イージスシステムを搭載したイージス艦とは異なり、その居場所はわからず、北朝鮮からすれば、突然発射されることとなる。完全な奇襲攻撃だ。
このトマホークの攻撃を北朝鮮は防げない。
このトマホークの攻撃を北朝鮮は防げない。
超低空飛行を常用しており、その最低高度は30メートル以下。早期警戒機を持たない北朝鮮はレーダー探知をできまい。肉眼で発見しても、視野から1~2秒で去るため、対処できない。
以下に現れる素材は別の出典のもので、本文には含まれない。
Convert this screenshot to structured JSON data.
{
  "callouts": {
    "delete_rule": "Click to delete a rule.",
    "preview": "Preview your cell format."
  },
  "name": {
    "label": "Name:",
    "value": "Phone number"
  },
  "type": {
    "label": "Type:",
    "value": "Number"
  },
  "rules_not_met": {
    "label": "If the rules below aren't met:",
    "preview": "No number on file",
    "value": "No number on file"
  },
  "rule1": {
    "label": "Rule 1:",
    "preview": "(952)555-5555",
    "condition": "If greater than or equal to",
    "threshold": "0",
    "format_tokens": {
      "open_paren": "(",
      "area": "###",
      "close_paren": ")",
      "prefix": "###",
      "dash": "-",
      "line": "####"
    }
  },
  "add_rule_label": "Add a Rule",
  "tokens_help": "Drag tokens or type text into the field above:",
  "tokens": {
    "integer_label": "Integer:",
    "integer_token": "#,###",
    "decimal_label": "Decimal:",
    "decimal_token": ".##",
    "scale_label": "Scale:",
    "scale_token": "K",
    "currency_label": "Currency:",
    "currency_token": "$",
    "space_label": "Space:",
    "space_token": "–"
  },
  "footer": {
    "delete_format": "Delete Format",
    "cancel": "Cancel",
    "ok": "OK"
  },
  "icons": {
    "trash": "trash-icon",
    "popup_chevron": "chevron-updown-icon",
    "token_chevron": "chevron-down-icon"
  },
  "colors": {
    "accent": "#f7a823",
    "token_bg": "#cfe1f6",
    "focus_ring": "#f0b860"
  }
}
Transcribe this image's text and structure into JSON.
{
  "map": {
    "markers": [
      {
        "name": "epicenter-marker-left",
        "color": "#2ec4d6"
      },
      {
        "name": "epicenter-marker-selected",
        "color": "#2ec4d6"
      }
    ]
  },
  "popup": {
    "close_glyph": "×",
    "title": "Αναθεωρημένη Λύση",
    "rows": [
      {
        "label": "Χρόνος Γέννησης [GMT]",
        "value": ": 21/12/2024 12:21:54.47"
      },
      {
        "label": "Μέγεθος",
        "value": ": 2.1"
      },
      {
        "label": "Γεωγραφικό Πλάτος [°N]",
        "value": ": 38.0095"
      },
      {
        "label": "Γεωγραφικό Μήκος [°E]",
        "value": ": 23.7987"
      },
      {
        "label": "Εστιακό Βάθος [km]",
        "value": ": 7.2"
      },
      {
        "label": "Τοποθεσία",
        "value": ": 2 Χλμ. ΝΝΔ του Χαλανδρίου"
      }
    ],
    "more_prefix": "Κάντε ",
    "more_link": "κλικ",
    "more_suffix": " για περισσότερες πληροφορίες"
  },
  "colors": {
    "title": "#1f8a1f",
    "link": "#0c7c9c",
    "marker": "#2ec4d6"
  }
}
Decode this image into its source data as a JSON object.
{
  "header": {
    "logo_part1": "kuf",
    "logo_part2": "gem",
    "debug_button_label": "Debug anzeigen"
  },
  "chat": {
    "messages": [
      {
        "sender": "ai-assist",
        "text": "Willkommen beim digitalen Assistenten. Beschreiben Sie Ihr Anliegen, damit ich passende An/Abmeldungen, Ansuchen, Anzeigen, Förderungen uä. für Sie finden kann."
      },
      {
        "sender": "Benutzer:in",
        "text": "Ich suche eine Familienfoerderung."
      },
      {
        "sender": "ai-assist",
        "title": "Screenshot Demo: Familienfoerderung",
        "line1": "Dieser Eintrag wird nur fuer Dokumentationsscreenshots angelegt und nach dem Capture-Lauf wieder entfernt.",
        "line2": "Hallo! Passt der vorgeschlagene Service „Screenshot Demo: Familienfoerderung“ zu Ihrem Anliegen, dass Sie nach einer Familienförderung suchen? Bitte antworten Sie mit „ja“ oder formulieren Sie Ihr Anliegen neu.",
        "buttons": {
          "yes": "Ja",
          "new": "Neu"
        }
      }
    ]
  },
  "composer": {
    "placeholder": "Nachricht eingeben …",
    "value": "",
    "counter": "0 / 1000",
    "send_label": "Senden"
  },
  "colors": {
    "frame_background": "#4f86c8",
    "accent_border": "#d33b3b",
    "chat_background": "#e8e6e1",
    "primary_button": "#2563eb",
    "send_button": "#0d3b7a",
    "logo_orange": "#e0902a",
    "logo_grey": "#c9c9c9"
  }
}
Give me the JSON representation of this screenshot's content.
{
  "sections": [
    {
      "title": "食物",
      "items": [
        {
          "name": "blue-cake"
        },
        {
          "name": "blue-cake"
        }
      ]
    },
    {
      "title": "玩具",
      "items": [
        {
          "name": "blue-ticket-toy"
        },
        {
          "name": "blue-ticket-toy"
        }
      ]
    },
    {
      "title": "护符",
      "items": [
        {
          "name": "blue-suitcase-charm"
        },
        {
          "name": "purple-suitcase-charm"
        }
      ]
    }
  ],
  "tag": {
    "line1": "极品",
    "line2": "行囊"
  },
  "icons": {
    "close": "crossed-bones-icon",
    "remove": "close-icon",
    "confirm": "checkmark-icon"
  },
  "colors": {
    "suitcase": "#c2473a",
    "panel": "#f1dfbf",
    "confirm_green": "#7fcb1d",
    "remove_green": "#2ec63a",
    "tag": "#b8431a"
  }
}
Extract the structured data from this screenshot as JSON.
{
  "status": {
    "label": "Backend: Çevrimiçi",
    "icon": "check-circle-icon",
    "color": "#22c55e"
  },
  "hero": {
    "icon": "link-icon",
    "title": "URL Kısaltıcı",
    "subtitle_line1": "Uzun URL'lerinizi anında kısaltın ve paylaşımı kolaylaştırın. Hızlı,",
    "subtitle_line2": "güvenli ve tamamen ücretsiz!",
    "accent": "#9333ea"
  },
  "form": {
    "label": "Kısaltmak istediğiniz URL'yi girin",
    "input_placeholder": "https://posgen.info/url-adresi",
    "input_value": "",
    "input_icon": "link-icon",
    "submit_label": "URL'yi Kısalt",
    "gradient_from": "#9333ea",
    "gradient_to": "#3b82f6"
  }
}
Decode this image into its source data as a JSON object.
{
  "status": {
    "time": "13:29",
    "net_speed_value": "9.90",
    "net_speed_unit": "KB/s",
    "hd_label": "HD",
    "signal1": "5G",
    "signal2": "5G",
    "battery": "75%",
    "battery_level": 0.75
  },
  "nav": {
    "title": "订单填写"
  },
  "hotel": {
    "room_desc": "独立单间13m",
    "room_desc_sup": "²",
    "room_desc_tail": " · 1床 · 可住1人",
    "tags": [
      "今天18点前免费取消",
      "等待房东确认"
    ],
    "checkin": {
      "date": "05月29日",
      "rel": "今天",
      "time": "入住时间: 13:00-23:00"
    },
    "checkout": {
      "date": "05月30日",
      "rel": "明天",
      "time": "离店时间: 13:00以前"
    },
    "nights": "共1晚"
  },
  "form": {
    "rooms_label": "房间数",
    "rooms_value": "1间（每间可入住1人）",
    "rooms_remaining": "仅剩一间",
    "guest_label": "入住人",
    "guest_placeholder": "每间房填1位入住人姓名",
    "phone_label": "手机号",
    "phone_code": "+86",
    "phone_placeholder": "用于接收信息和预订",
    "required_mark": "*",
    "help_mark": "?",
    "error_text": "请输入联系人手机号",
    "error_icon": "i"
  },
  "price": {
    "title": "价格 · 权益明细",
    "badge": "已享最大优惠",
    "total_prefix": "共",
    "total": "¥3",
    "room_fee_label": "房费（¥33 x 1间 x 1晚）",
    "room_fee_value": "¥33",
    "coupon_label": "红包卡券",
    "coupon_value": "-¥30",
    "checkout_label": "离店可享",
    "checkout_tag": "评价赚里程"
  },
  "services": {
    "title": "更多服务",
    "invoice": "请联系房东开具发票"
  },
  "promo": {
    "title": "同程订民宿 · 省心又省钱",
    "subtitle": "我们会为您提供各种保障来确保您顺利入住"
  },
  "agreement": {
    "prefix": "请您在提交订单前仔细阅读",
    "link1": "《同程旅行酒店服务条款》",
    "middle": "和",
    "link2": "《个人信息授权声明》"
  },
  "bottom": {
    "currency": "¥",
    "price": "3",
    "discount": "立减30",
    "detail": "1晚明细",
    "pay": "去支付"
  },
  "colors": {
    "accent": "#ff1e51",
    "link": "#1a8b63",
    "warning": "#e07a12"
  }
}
電線や材木切り出しのケーブルに、引っ掛かりでもしないかぎり、撃墜はないのである。
仮にGPS(全地球測位システム)への妨害ができたとしても、現用型のトマホークには通用しない。昔からある地形高度判定誘導に加え、ミサイル搭載のカメラによる風景誘導も取り入れているためだ。それだけでピンポイント攻撃はできる。
この防空網攻撃時に、電子戦(今は「情報戦」とも呼ぶ)を行えば、有人機攻撃も容易となる。そうすれば攻撃規模は大きくなって、北朝鮮の戦闘機や対空ミサイルも地上撃破できる。
北朝鮮は電子攻撃には耐えられない。「レーダーやミサイルを無効化する技術」と考えられがちだが、それ以前にまず、無線通信網がダウンさせられ、戦闘の指揮や報告が混乱する。
技術格差からすれば、レーダー画像のすり替えもありうる。イスラエルが2007年にシリア核施設への攻撃で行ったものだ。
さらには有人機すら、危険な北朝鮮の上空に入らないで攻撃できる。米軍が「JSOW」「SDB」と呼ばれる滑空式誘導爆弾を用いた場合、100キロメートル以上先まで攻撃できる。これらはエンジンがない分、巡航ミサイルよりも安価で、軽いために同時多数の攻撃が実現可能なのだ。
低速の無人機も自由に行動できるようになり、施設などの不動目標の捜索が進むだろう。発見後は、搭載した小型ミサイルやSDB、あるいは後方から発射される、巡航ミサイルや誘導爆弾による攻撃が行われる。